Oh, Mike. Your heart was too big for this world.

Mike Ritter did not like needles.

Normally, this is something I would not know. We worked together. Sometimes we socialized together, but mostly our relationship was a beautiful, loving, sometimes frustrating, but always collaborative effort to get the GA Voice out every two weeks.

When we were in the ER and the doctors and nurses were trying to figure out what was causing his pain, they gave him a morphine drip and IV and took blood. He asked me to hold his hand and look into his eyes every time his arm was poked. He told me his father, a doctor, would line up him, his brother and five sisters every year and give them their flu shots. “I hated it,” he said. (Read his obituary by clicking here.)

My heart ached for him.

Late in the night, when he was finally in a room in the ER, a specialist came in to ask him some questions. I was standing at the end of the bed when the doctor asked him who I was. Mike said, “My boss.” I answered, “His friend.”

I never saw myself as Mike’s boss. He was the art director. I was the editor. He excelled at his craft and I would often ask for input on what I should do as part of mine. And he was always honest and encouraging. We, along with Patrick Saunders, our deputy editor, truly made a great team.

It takes a special temperament to be an art director. Anyone in this position is the last one to see the copy and then are tasked with immediately laying it out and making it all fit into the allotted space including selecting nice fonts and ways to make the photos fit for something that is pleasing to the eye.

Mike relished doing this work. He would take great pains to make a layout for a cover story in particular look dazzling, while also making sure it helped to tell the story included in the words. He particularly loved the chance to design artistic covers.

For our spring preview issue, his last cover, he used a photo of a blooming tree that he photographed near his apartment. He loved spring in Atlanta, he noted in his last Facebook post. That tree is also the cover photo for his Facebook page, now filled with accolades from hundreds of friends including a tribute from Pulitzer-prize winning cartoonist Steve Benson. He depicts Mike at a drawing board with perhaps his most famous cartoon drawn after Sept. 11.

steve benson cartoon to go on editorial page

When he saw our spring issue at our last staff meeting together—Chris Cash, Tim Boyd and Patrick—he absolutely glowed. The colors in all the images had turned out perfectly, he said. He noted he spent extra time ensuring the colors would transfer correctly. This was three days before he died.

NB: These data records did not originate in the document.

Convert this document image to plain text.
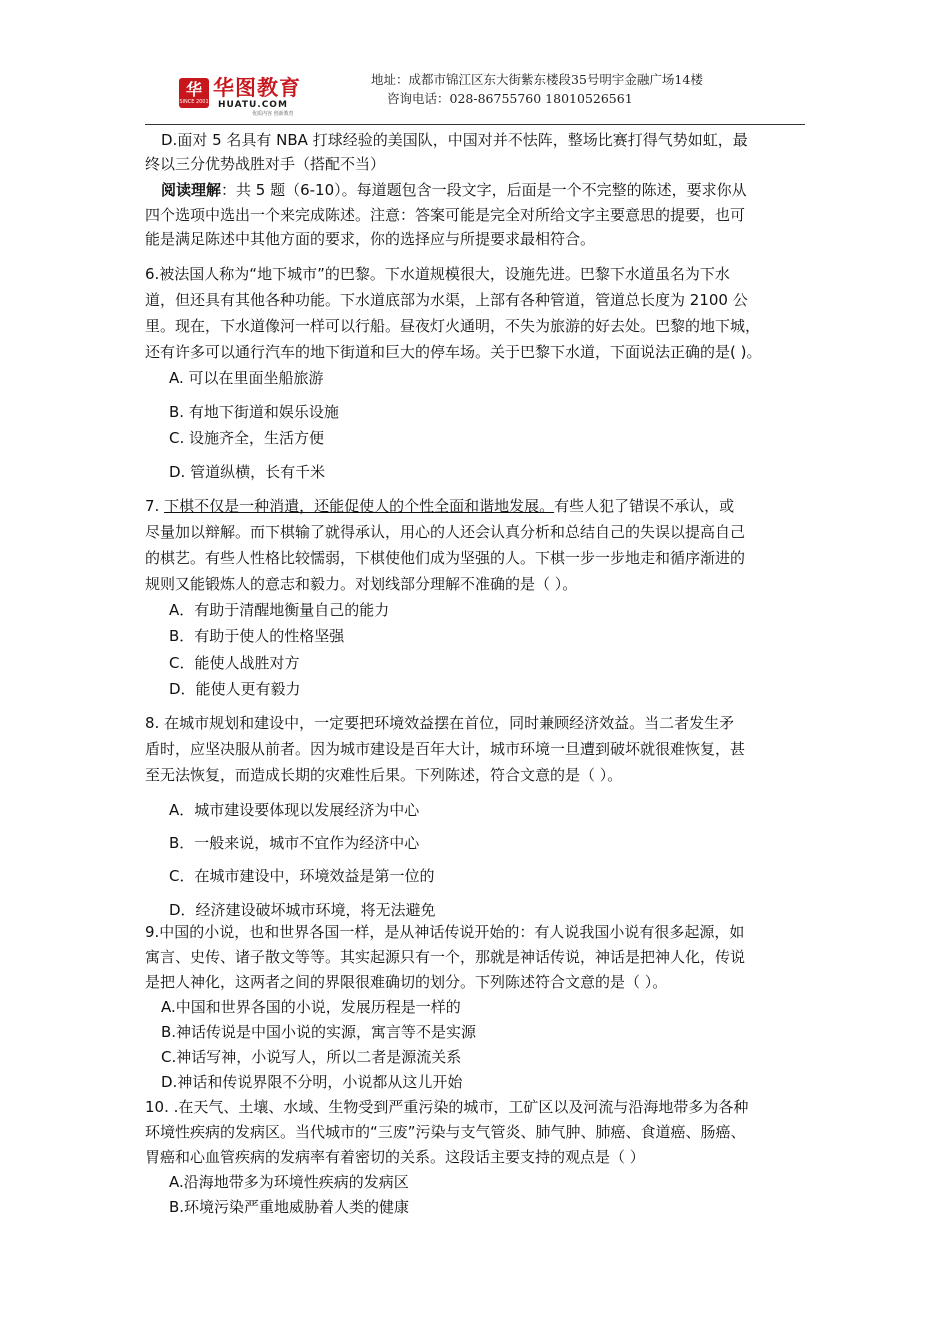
华
SINCE 2001
华图教育
HUATU.COM
优质内容 创新教育
地址：成都市锦江区东大街紫东楼段35号明宇金融广场14楼
咨询电话：028-86755760 18010526561
D.面对 5 名具有 NBA 打球经验的美国队，中国对并不怯阵，整场比赛打得气势如虹，最
终以三分优势战胜对手（搭配不当）
阅读理解：共 5 题（6-10）。每道题包含一段文字，后面是一个不完整的陈述，要求你从
四个选项中选出一个来完成陈述。注意：答案可能是完全对所给文字主要意思的提要，也可
能是满足陈述中其他方面的要求，你的选择应与所提要求最相符合。
6.被法国人称为“地下城市”的巴黎。下水道规模很大，设施先进。巴黎下水道虽名为下水
道，但还具有其他各种功能。下水道底部为水渠，上部有各种管道，管道总长度为 2100 公
里。现在，下水道像河一样可以行船。昼夜灯火通明，不失为旅游的好去处。巴黎的地下城，
还有许多可以通行汽车的地下街道和巨大的停车场。关于巴黎下水道，下面说法正确的是( )。
A. 可以在里面坐船旅游
B. 有地下街道和娱乐设施
C. 设施齐全，生活方便
D. 管道纵横，长有千米
7. 下棋不仅是一种消遣，还能促使人的个性全面和谐地发展。有些人犯了错误不承认，或
尽量加以辩解。而下棋输了就得承认，用心的人还会认真分析和总结自己的失误以提高自己
的棋艺。有些人性格比较懦弱，下棋使他们成为坚强的人。下棋一步一步地走和循序渐进的
规则又能锻炼人的意志和毅力。对划线部分理解不准确的是（ ）。
A．有助于清醒地衡量自己的能力
B．有助于使人的性格坚强
C．能使人战胜对方
D．能使人更有毅力
8. 在城市规划和建设中，一定要把环境效益摆在首位，同时兼顾经济效益。当二者发生矛
盾时，应坚决服从前者。因为城市建设是百年大计，城市环境一旦遭到破坏就很难恢复，甚
至无法恢复，而造成长期的灾难性后果。下列陈述，符合文意的是（ ）。
A．城市建设要体现以发展经济为中心
B．一般来说，城市不宜作为经济中心
C．在城市建设中，环境效益是第一位的
D．经济建设破坏城市环境，将无法避免
9.中国的小说，也和世界各国一样，是从神话传说开始的：有人说我国小说有很多起源，如
寓言、史传、诸子散文等等。其实起源只有一个，那就是神话传说，神话是把神人化，传说
是把人神化，这两者之间的界限很难确切的划分。下列陈述符合文意的是（ ）。
A.中国和世界各国的小说，发展历程是一样的
B.神话传说是中国小说的实源，寓言等不是实源
C.神话写神，小说写人，所以二者是源流关系
D.神话和传说界限不分明，小说都从这儿开始
10. .在天气、土壤、水域、生物受到严重污染的城市，工矿区以及河流与沿海地带多为各种
环境性疾病的发病区。当代城市的“三废”污染与支气管炎、肺气肿、肺癌、食道癌、肠癌、
胃癌和心血管疾病的发病率有着密切的关系。这段话主要支持的观点是（ ）
A.沿海地带多为环境性疾病的发病区
B.环境污染严重地威胁着人类的健康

This week’s issue is our wedding issue. Mike was passionate about the fight for marriage equality and, as an academic and activist, he read every single word of the Windsor decision and read every detailed opinion that came out after by judges who continue to rule in favor of our right to marry the person we love. Patrick and I would of course be happy we scored another victory in the courts, but Mike’s eyes lit up when he described the language used in the opinions, often emailing or reciting to us specific passages. Every opinion and ruling that comes out now in our favor won’t be the same without him.

Mike loved working at the GA Voice. I think all of us, past and present staff and those of us who also knew him from the old Southern Voice days where we also saw his expertise with cartoons and illustrations, can take peace in knowing this. He was doing work he loved with people who he loved and loved him. And he was doing it for a newspaper with a mission he believed in.

Quit+Squirming+CartoonMike was a true newspaper man. The outpouring of emotion that came when people learned he died was immediate and overwhelming. We knew Mike was a very talented cartoonist. It was tradition to gather around the desk of Bo Shell, our former art director, whenever Mike emailed the GA Voice his new cartoon back in the days when he was still drawing and we howl together at whomever was unfortunate to make it into his sights that week. And we were always blown away by his genius, technique, skill. All of it.

 

While Mike touched so many lives and gained the respect of so many newspaper people here in Georgia, it came as a wonderful surprise to see how many more he touched across the country. Mike never boasted about his numerous accomplishments as a nationally syndicated cartoonist when he lived in Arizona. He was humble and perhaps humbled, focused on doing his best in Georgia.

Oh, Mike. I’m glad you considered me your boss, but more importantly, I was your friend.

Mike’s family asks donations be made to The John Ritter Foundation for Aortic Health/ John Ritter Research Program in Aortic and Vascular Diseases (www.johnritterfoundation.org) or Freedom to Marry (www.freedomtomarry.org), the campaign to win marriage equality nationwide.